The potential for waning support, growing concern and anxiety, loss of momentum and the risk of an inappropriate hire can be effectively managed by a dedicated leadership team. Like other risks facing an organization during its lifetime, managing transition-related risks requires awareness of the issues (and potential issues) followed by thoughtful action. Keys to managing these risks include:

  • The commitment to transparency. The best way to avoid a highly unproductive and anxiety-filled guessing game is to be generous in providing information. When staff are kept “in the dark” they will speculate about the board’s vision and plans. Keep the staff and other stakeholders informed and up to date about the transition.
  • The commitment to inclusiveness. A CEO transition offers a unique opportunity to demonstrate the value of inclusiveness to the nonprofit’s advantage. Rather than limiting discussion of the qualities sought in the next CEO to a small “selection committee,” take the time to find out how stakeholders throughout the organization feel about the qualities and talents the organization will need for the next phase of its organizational life. Diverse views on this topic will be invaluable to the committees that will lead the transition and selection processes.

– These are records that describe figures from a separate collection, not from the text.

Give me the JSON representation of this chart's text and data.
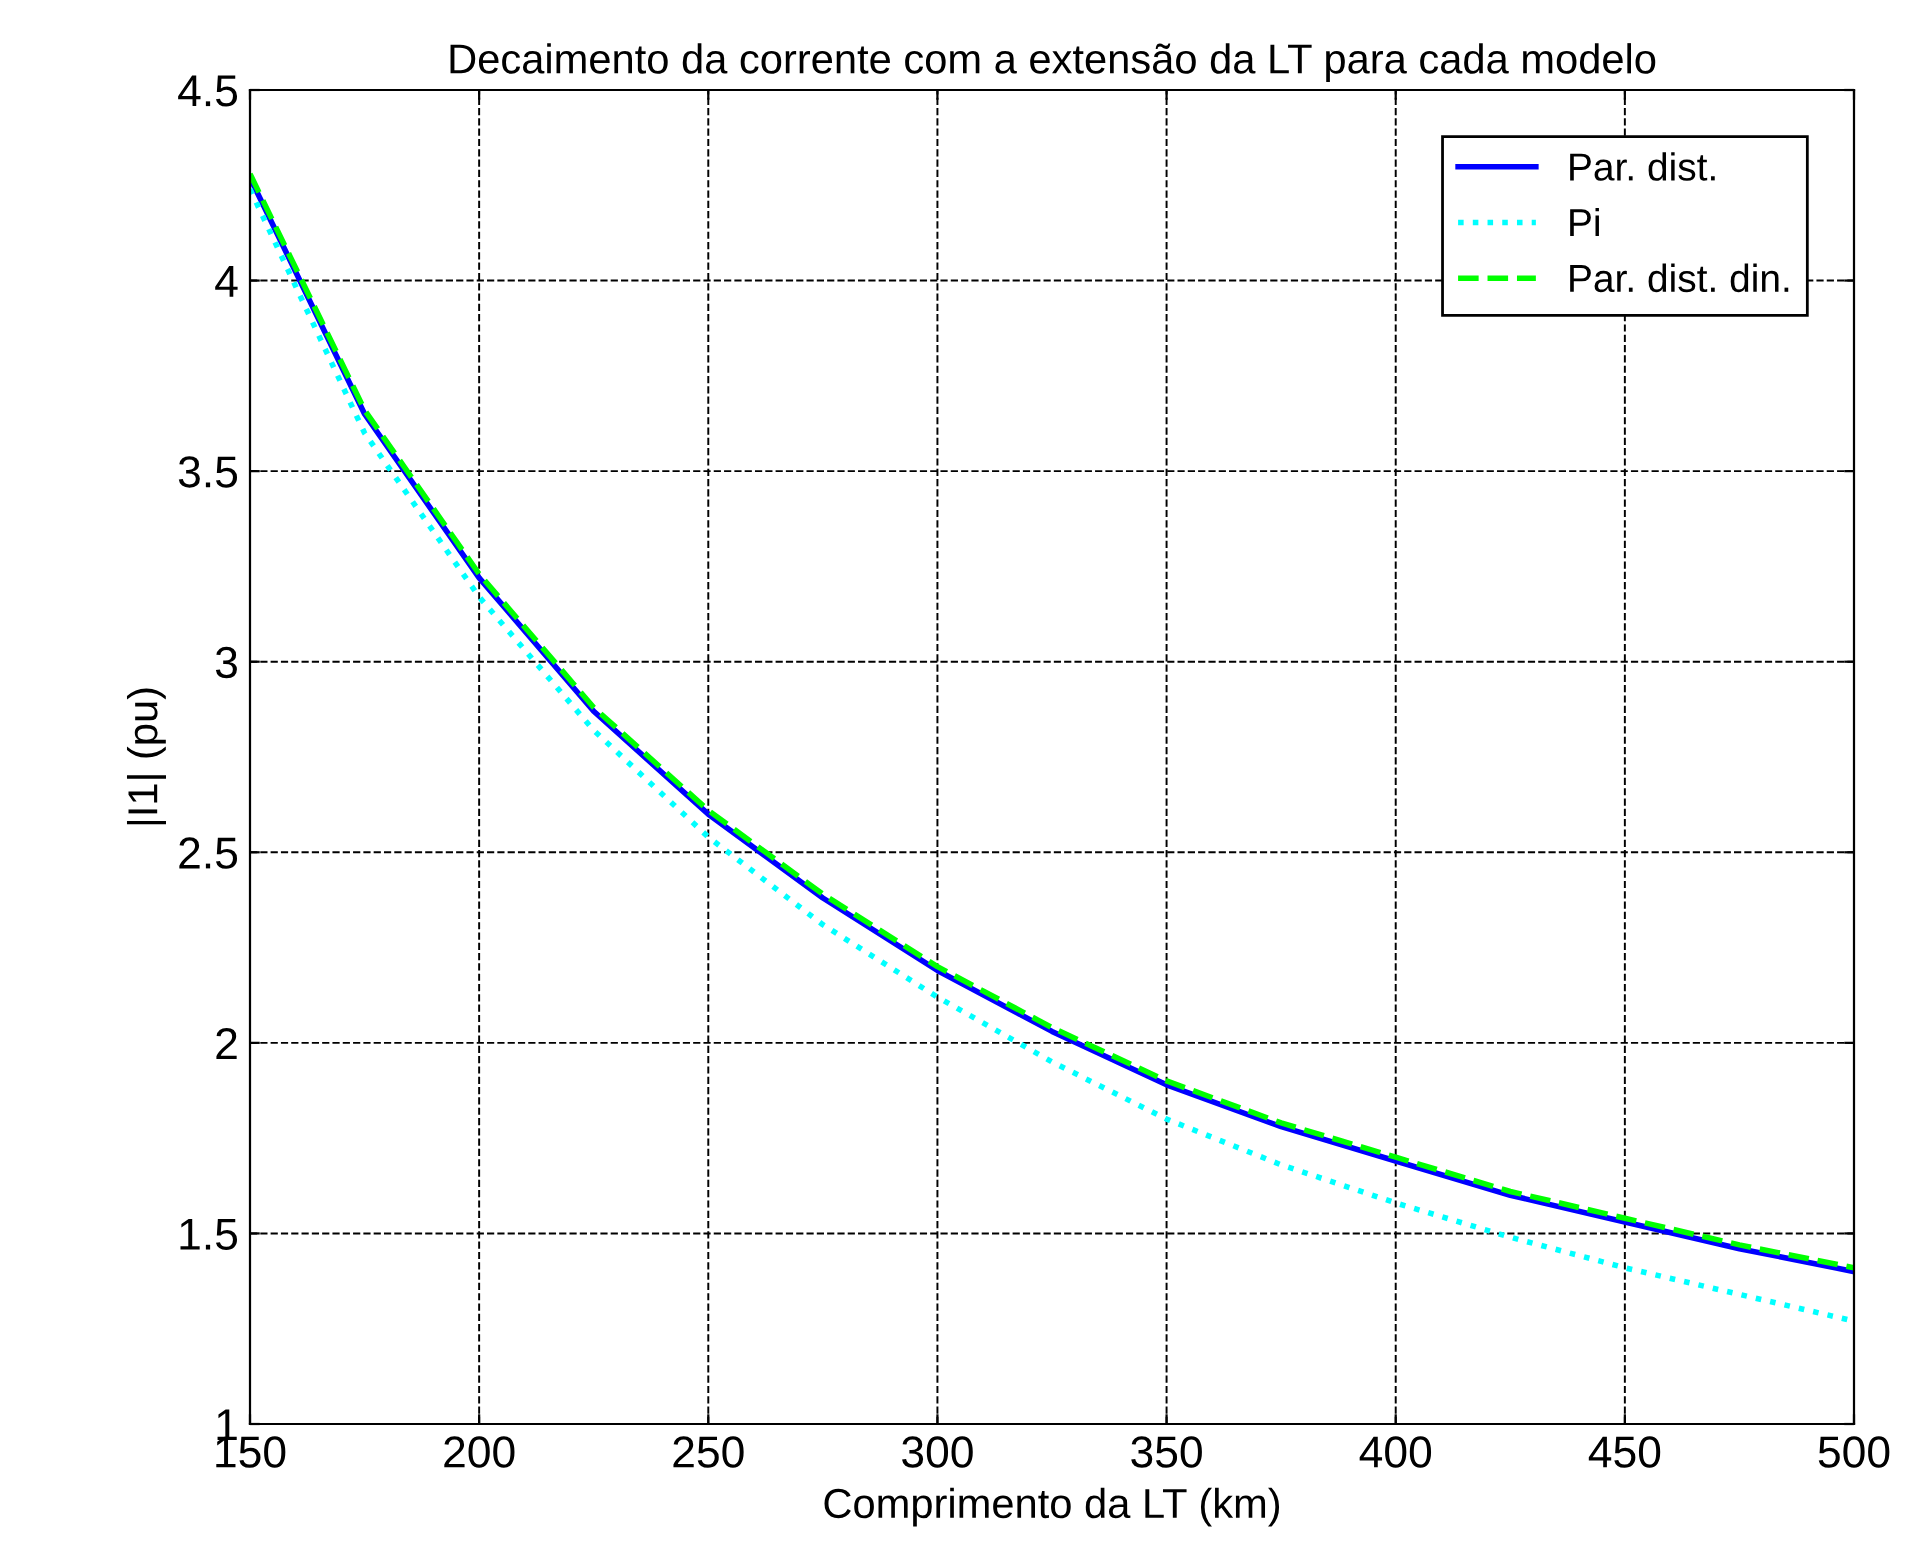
{
  "chart_data": {
    "type": "line",
    "title": "Decaimento da corrente com a extensão da LT para cada modelo",
    "xlabel": "Comprimento da LT (km)",
    "ylabel": "|I1| (pu)",
    "x": [
      150,
      175,
      200,
      225,
      250,
      275,
      300,
      325,
      350,
      375,
      400,
      425,
      450,
      475,
      500
    ],
    "series": [
      {
        "name": "Par. dist.",
        "color": "#0000ff",
        "line_style": "solid",
        "values": [
          4.27,
          3.65,
          3.22,
          2.87,
          2.6,
          2.38,
          2.19,
          2.03,
          1.89,
          1.78,
          1.69,
          1.6,
          1.53,
          1.46,
          1.4
        ]
      },
      {
        "name": "Pi",
        "color": "#00ffff",
        "line_style": "dotted",
        "values": [
          4.24,
          3.6,
          3.17,
          2.82,
          2.54,
          2.31,
          2.12,
          1.95,
          1.8,
          1.68,
          1.58,
          1.49,
          1.41,
          1.34,
          1.27
        ]
      },
      {
        "name": "Par. dist. din.",
        "color": "#00ff00",
        "line_style": "dashed",
        "values": [
          4.28,
          3.66,
          3.23,
          2.88,
          2.61,
          2.39,
          2.2,
          2.04,
          1.9,
          1.79,
          1.7,
          1.61,
          1.54,
          1.47,
          1.41
        ]
      }
    ],
    "xlim": [
      150,
      500
    ],
    "xticks": [
      150,
      200,
      250,
      300,
      350,
      400,
      450,
      500
    ],
    "ylim": [
      1,
      4.5
    ],
    "yticks": [
      1,
      1.5,
      2,
      2.5,
      3,
      3.5,
      4,
      4.5
    ],
    "grid": true,
    "legend": "top right"
  }
}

  • The commitment to self reflection. Don’t miss the opportunity to “take stock” of the nonprofit’s “situation,” including the organization’s past successes and missteps, future opportunities, changing environment, and core strategies. An essential part of organizational self-reflection is a candid look at the present and future leadership needs of the organization. Rushing to fill the empty or soon to be empty chair in the CEO’s office is a mistake that few nonprofits have the time and resources to bear. Like pre-marital counseling, self reflection can help the organization and prospective candidates avoid an ill-suited match. Don Tebbe reminds us that the position and search expectations should be “calibrated around the leadership needs of the organization.”

There is no magic bullet to ensure a smooth organizational transition. By recognizing the risks and proceeding with care a period that could cause headaches and heartache can instead be the first step in a nonprofit’s journey to greater success.